Nella grotta Imawarì Yeutà, nascosta nel massiccio dell’Auyán-tepui in Venezuela, un team internazionale, a cui hanno preso parte anche ricercatori dell’Università di Padova (in copertina: Francesco Sauro, speleologo e ricercatore dell’Università di Padova), ha realizzato il primo studio completo in situ sulle stromatoliti di silice.
Si tratta di strutture rarissime, composte da opale e solitamente associate all’attività di microrganismi fotosintetici, la cui presenza in un ambiente buio e isolato rappresenta un enigma scientifico.

Nuove prospettive planetarie
Lo studio, pubblicato su Biogeosciences, apre importanti prospettive per l’esplorazione di ambienti estremi sulla Terra e su altri pianeti.
Formazioni simili sono infatti state individuate su Marte dal rover Spirit e l’utilizzo di tecnologie portatili potrebbe un giorno permettere di determinarne l’eventuale origine biologica direttamente sul pianeta rosso.
La ricerca nasce da una missione condotta nel 2023 da studiosi italiani e venezuelani, che hanno allestito un vero campo scientifico nel cuore della grotta. Per la prima volta sono stati utilizzati sul posto strumenti avanzati, mai sperimentati in un contesto tanto remoto.
Tecnologie per ambienti remoti
Tra le apparecchiature impiegate dal team dell’Università di Padova figurano una camera iperspettrale per analizzare la composizione delle strutture e un laser scanner 3D, capace di produrre modelli ad altissima risoluzione.
I ricercatori dell’Università di Bologna hanno invece adottato dispositivi portatili per rilevare attività microbiologica in vivo e sequenziare il DNA direttamente in grotta grazie allo strumento MinION.
“La nostra ricerca ha permesso di rilevare attività microbica e di identificare i principali batteri coinvolti nello sviluppo di queste strutture – ha spiegato Martina Cappelletti, prima autrice dello studio e ricercatrice del Dipartimento di Farmacia e Biotecnologie dell’Università di Bologna – Abbiamo dimostrato che è possibile effettuare analisi del DNA e studi microbiologici in tempo reale anche in luoghi estremi e quasi privi di nutrienti”.

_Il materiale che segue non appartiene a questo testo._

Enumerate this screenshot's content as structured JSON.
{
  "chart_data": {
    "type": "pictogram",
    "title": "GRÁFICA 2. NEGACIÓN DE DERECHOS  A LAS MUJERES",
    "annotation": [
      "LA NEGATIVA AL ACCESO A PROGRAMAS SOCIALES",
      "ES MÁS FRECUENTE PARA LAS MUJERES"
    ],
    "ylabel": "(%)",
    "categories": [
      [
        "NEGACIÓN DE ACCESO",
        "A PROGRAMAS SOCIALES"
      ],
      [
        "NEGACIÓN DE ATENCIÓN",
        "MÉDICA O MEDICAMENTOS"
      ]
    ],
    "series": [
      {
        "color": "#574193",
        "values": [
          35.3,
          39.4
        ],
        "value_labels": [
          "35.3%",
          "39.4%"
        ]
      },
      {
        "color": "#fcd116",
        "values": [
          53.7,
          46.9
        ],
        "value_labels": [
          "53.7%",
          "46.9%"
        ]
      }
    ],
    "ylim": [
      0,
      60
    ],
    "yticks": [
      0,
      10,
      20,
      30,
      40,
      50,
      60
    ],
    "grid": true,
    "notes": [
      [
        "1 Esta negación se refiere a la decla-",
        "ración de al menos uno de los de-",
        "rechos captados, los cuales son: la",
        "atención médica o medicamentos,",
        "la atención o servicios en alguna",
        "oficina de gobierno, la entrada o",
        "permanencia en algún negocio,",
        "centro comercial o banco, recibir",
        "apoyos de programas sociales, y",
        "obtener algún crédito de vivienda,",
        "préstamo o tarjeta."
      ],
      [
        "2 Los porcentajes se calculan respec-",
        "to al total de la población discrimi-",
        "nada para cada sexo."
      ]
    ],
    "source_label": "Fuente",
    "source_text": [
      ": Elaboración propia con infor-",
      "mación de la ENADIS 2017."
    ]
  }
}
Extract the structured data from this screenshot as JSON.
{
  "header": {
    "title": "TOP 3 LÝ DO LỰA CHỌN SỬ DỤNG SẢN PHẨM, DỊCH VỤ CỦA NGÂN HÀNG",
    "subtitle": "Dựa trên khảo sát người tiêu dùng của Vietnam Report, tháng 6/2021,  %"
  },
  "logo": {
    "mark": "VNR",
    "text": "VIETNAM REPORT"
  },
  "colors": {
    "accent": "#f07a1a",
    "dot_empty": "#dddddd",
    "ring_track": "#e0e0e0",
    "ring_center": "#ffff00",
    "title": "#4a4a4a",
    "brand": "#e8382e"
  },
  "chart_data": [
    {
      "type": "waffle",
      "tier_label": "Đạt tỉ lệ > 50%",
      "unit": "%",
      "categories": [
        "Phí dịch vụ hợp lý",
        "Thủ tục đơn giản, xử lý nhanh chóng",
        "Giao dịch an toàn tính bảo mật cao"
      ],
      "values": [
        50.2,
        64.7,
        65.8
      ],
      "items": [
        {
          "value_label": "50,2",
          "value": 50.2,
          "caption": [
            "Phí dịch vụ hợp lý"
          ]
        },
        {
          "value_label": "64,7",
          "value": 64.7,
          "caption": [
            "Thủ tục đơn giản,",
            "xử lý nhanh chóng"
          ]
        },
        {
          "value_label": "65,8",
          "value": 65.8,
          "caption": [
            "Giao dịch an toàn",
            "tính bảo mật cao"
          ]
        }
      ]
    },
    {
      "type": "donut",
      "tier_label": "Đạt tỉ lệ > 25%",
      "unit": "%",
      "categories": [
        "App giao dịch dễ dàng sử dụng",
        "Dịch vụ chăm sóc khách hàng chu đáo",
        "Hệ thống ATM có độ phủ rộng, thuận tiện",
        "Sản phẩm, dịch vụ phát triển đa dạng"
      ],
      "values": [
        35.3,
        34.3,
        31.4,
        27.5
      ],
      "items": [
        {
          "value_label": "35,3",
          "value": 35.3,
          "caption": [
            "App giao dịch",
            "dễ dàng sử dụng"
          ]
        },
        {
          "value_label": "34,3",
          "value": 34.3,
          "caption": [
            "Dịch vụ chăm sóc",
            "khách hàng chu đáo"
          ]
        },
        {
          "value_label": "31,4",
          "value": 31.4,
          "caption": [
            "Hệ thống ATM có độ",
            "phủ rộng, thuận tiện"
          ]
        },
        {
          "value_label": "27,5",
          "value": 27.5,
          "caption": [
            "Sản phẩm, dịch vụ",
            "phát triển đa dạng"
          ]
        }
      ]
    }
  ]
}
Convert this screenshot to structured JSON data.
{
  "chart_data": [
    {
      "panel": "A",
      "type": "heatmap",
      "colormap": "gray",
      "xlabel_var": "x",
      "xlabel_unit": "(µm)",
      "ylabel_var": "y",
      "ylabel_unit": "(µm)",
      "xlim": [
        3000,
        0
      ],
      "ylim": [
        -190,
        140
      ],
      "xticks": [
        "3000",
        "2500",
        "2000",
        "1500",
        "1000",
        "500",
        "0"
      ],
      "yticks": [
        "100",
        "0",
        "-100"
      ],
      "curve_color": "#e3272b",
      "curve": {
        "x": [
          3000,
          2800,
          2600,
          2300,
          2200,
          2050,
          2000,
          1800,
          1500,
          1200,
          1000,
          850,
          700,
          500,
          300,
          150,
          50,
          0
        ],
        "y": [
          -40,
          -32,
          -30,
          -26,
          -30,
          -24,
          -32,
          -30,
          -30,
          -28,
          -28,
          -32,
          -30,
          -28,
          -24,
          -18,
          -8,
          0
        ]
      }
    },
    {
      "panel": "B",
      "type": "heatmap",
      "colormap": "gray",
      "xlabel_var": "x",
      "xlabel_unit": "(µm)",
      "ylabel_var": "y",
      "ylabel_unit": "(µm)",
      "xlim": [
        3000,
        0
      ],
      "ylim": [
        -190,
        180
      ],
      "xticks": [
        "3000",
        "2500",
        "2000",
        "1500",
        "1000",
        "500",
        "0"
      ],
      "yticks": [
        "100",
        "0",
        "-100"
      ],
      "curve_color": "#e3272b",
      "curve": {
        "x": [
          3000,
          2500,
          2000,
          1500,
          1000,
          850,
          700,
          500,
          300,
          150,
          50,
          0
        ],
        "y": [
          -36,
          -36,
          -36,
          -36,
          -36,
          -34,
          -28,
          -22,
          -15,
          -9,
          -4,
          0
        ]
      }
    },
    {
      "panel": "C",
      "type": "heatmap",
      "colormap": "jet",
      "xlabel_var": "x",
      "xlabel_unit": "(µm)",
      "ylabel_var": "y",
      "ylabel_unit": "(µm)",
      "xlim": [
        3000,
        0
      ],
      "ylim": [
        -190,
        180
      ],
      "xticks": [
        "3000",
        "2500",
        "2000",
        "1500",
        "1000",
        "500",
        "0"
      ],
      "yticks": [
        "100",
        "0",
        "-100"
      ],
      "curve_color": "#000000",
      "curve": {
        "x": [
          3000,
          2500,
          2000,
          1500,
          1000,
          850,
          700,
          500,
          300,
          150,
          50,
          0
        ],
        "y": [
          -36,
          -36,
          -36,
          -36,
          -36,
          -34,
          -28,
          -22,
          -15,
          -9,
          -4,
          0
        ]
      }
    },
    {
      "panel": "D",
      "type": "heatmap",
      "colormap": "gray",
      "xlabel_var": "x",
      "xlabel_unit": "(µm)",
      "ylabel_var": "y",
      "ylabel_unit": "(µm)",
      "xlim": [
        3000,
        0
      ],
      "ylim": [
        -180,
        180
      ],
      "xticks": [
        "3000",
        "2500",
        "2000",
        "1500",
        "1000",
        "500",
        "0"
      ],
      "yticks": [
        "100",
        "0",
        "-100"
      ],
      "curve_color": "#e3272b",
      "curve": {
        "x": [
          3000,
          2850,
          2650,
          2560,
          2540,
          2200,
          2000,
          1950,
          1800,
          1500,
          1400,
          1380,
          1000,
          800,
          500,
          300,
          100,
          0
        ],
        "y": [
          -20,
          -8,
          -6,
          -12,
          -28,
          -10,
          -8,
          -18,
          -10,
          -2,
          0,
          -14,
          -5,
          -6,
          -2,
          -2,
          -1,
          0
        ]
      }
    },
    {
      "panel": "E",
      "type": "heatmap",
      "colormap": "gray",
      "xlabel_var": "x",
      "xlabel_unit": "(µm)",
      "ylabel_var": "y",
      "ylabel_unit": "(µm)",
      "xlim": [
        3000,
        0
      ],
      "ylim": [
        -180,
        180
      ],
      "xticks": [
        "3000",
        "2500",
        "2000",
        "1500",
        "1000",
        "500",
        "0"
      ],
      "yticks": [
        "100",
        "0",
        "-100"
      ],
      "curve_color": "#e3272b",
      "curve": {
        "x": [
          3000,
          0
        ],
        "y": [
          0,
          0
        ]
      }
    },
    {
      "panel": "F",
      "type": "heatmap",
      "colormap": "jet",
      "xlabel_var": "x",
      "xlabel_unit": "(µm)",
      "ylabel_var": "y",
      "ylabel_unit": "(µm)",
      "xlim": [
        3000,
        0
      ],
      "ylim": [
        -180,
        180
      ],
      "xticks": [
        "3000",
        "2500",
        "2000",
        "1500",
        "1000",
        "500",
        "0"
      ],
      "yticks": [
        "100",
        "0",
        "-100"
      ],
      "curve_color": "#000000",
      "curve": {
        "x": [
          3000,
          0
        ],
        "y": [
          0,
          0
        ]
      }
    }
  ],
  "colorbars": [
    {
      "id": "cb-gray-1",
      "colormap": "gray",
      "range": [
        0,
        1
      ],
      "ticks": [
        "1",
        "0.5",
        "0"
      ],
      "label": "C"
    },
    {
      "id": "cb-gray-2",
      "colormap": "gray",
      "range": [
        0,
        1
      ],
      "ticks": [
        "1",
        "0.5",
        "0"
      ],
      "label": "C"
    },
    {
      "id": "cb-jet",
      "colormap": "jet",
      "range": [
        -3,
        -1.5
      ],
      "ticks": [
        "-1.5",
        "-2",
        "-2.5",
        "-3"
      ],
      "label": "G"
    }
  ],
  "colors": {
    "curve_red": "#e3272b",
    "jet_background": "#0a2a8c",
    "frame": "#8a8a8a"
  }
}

“Per la prima volta siamo riusciti a studiare queste straordinarie strutture direttamente nel loro ambiente, senza prelevare campioni – ha sottolineato Francesco Sauro, speleologo e ricercatore dell’Università di Padova – Questo ci permette di comprendere meglio l’interazione tra geologia e microbiologia in condizioni estreme, con ricadute significative per l’esplorazione planetaria”.
Supporti e finanziamenti
Il progetto è stato sostenuto dal Corso di Laurea in Genomics dell’Università di Bologna, che ha fornito il sequenziatore portatile e i reagenti necessari, e da Miles Beyond Srl, che ha messo a disposizione il laboratorio portatile Bento Lab.
La partecipazione di Sauro rientra nelle attività del progetto “The Geosciences for Sustainable Development”, finanziato dal MUR nell’ambito dei Dipartimenti di Eccellenza 2023–2027.

Grazie ai finanziamenti ministeriali, l’Università di Padova e l’Università di Bologna hanno potuto sviluppare tecnologie d’avanguardia, formare team multidisciplinari e condurre missioni scientifiche in ambienti estremi. Un impegno che consolida la leadership italiana nello studio della geomicrobiologia e apre nuove prospettive nella ricerca sugli analoghi marziani.
Per chi volesse approfondire, può trovare maggiori informazioni nell’articolo “On-site microbiome study of silica structures in a subterranean Mars analog environment” (Autori: Martina Cappelletti, Giacomo Broglia, Andrea Firrincieli, Ettore Lopo, Alice Checcucci, Daniele Ghezzi, Federico Pisani, Freddy Vergara, Bruno Casarotto e Francesco Sauro), pubblicato su Biogeosciences (Vol. 22, 2025), pp. 6275–6289.